New evidence of an iPhone 6 showing up in web logs suggests that Cupertino is in the latter stages of testing a new iPhone. But does the web log prove that we’ll have an iPhone 6 in 2013?
If you followed the iPhone 5 rumor mill, then you now that new, phantom devices showing up in tech web logs is part of the product development cycle for Apple. Part testing, part hype, Cupertino developers are well aware of the splash that visiting tech websites can have while testing both hardware and software for new devices. If they wanted to truly stay off the radar, then they’d visit websites that are not associated with tech.
Today, to mark the new year, the iPhone 6 appears to have made a phantom appearance, raising the level of excitement that 2013 could indeed mark the arrival of the iPhone 6 and not the iPhone 5S.
According to the Washington Post, the Next Web detected an “iPhone 6,1″ apparition on their web logs. The Post notes that:
“Credentials like these can be faked — in fact, new products are often given faked credentials for older models — but the Next Web believed the activity noted in logs was significant because it looked to be coming from Apple’s Cupertino, Calif., headquarters.”
What’s interesting about this story, however, is how cool the tech media is playing it.
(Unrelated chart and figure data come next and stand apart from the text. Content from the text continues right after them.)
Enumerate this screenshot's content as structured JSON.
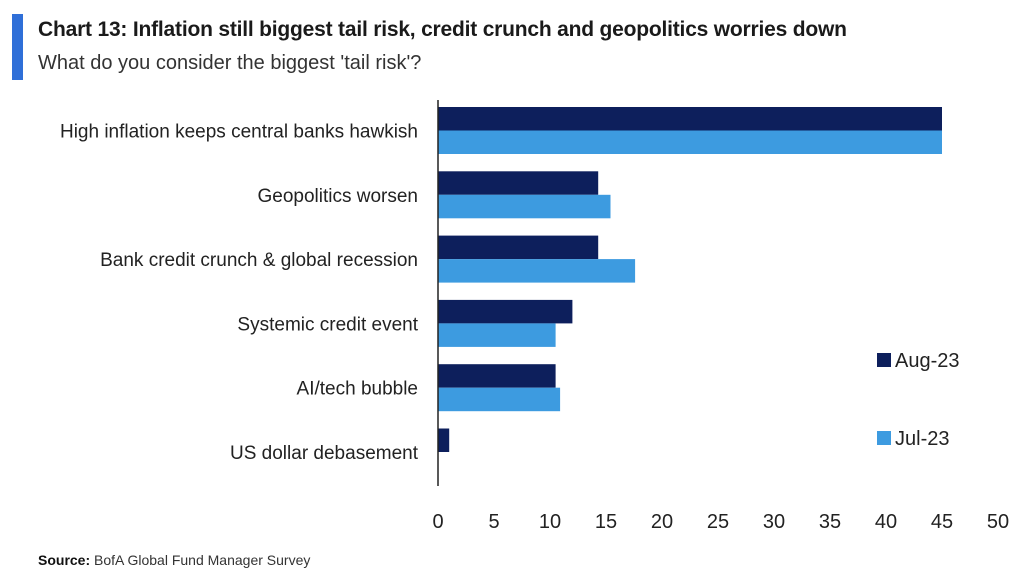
{
  "header": {
    "title": "Chart 13: Inflation still biggest tail risk, credit crunch and geopolitics worries down",
    "subtitle": "What do you consider the biggest 'tail risk'?"
  },
  "footer": {
    "source_label": "Source:",
    "source_text": "BofA Global Fund Manager Survey"
  },
  "colors": {
    "aug": "#0d1f5c",
    "jul": "#3d9be0",
    "accent": "#2f6fd8"
  },
  "chart_data": {
    "type": "bar",
    "orientation": "horizontal",
    "categories": [
      "High inflation keeps central banks hawkish",
      "Geopolitics worsen",
      "Bank credit crunch & global recession",
      "Systemic credit event",
      "AI/tech bubble",
      "US dollar debasement"
    ],
    "series": [
      {
        "name": "Aug-23",
        "values": [
          45,
          14.3,
          14.3,
          12,
          10.5,
          1
        ]
      },
      {
        "name": "Jul-23",
        "values": [
          45,
          15.4,
          17.6,
          10.5,
          10.9,
          0
        ]
      }
    ],
    "xlim": [
      0,
      50
    ],
    "xticks": [
      "0",
      "5",
      "10",
      "15",
      "20",
      "25",
      "30",
      "35",
      "40",
      "45",
      "50"
    ],
    "legend_position": "right",
    "grid": false
  }
}
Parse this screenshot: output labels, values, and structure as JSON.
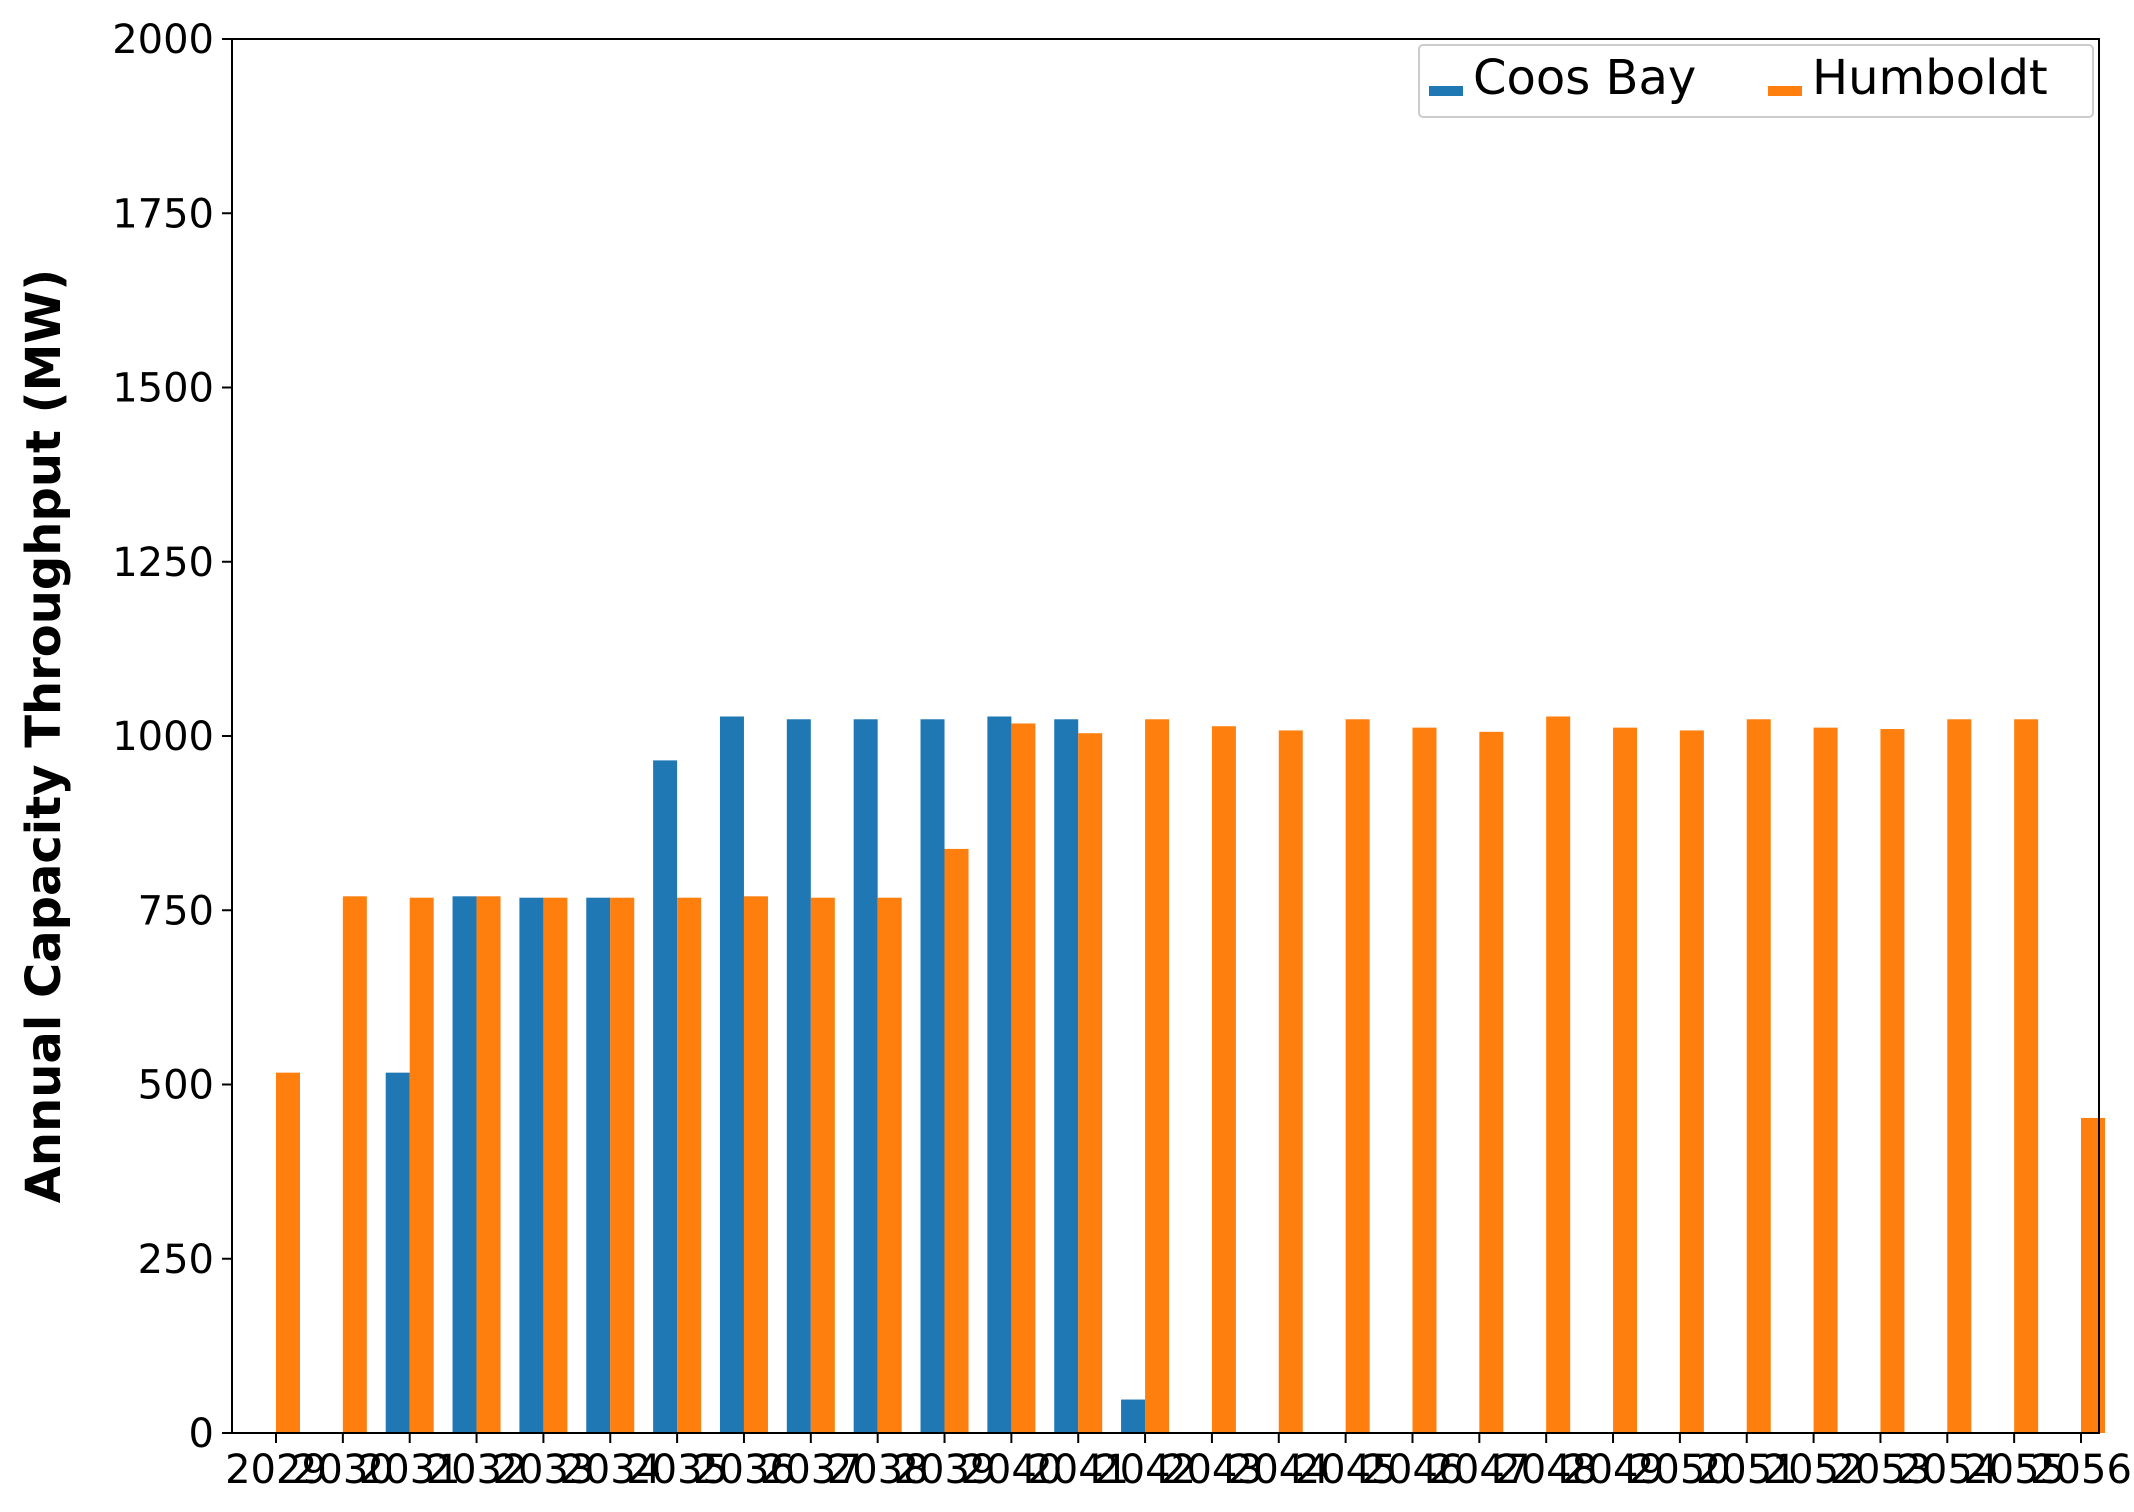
{
  "chart_data": {
    "type": "bar",
    "title": "",
    "xlabel": "",
    "ylabel": "Annual Capacity Throughput (MW)",
    "ylim": [
      0,
      2000
    ],
    "yticks": [
      "0",
      "250",
      "500",
      "750",
      "1000",
      "1250",
      "1500",
      "1750",
      "2000"
    ],
    "grid": false,
    "legend_position": "top-right",
    "categories": [
      "2029",
      "2030",
      "2031",
      "2032",
      "2033",
      "2034",
      "2035",
      "2036",
      "2037",
      "2038",
      "2039",
      "2040",
      "2041",
      "2042",
      "2043",
      "2044",
      "2045",
      "2046",
      "2047",
      "2048",
      "2049",
      "2050",
      "2051",
      "2052",
      "2053",
      "2054",
      "2055",
      "2056"
    ],
    "series": [
      {
        "name": "Coos Bay",
        "color": "#1f77b4",
        "values": [
          0,
          0,
          517,
          770,
          768,
          768,
          965,
          1028,
          1024,
          1024,
          1024,
          1028,
          1024,
          48,
          0,
          0,
          0,
          0,
          0,
          0,
          0,
          0,
          0,
          0,
          0,
          0,
          0,
          0
        ]
      },
      {
        "name": "Humboldt",
        "color": "#ff7f0e",
        "values": [
          517,
          770,
          768,
          770,
          768,
          768,
          768,
          770,
          768,
          768,
          838,
          1018,
          1004,
          1024,
          1014,
          1008,
          1024,
          1012,
          1006,
          1028,
          1012,
          1008,
          1024,
          1012,
          1010,
          1024,
          1024,
          452
        ]
      }
    ]
  }
}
The Post notes that: “It would make sense for Apple to be testing the next generation of its hardware and software as it prepares for 2013. Really, it would be alarming to fans and investors alike if the company wasn’t running tests on new versions of their products.” And Mark Gurman at 9to5Mac makes the point that, just because Cupertino is using “iPhone 6,1″ to designate this device, it does not necessarily mean that the 2013 iPhone will indeed be the iPhone 6 — it could very well still turn out to be a refreshed iPhone 5S.
That makes sense to me.
The decision to name an iPhone has little if nothing to do with the R&D department. I doubt they have any major input on naming any Apple device, aside from providing the specs of the product, which may or may not factor in to its name. Naming products is the domain of the marketing department, and conversely speaking, they would have little input into naming prototype iPhone devices.
It very well may be that Cupertino developers refer to the current iPhone as “iPhone 6″ because it is the sixth-generation device, and “iPhone 6,1″ may be the designation of a refreshed iPhone 5 — aka, iPhone 5S. Again, all the taxonomy gets confusing.
Or, the appearance could have less to do with a new device, and more to do with new iOS 6 updates that are specifically focused on the iPhone.
Regardless, for those who enjoy following the iPhone rumors, it definitely marks the beginning of a new year of wild rumor, speculation, consternation, silliness, conjecture, excitement, and a wealth of other emotions and conditions that has made Phone speculation a hobby if not an official pastime for tech enthusiasts.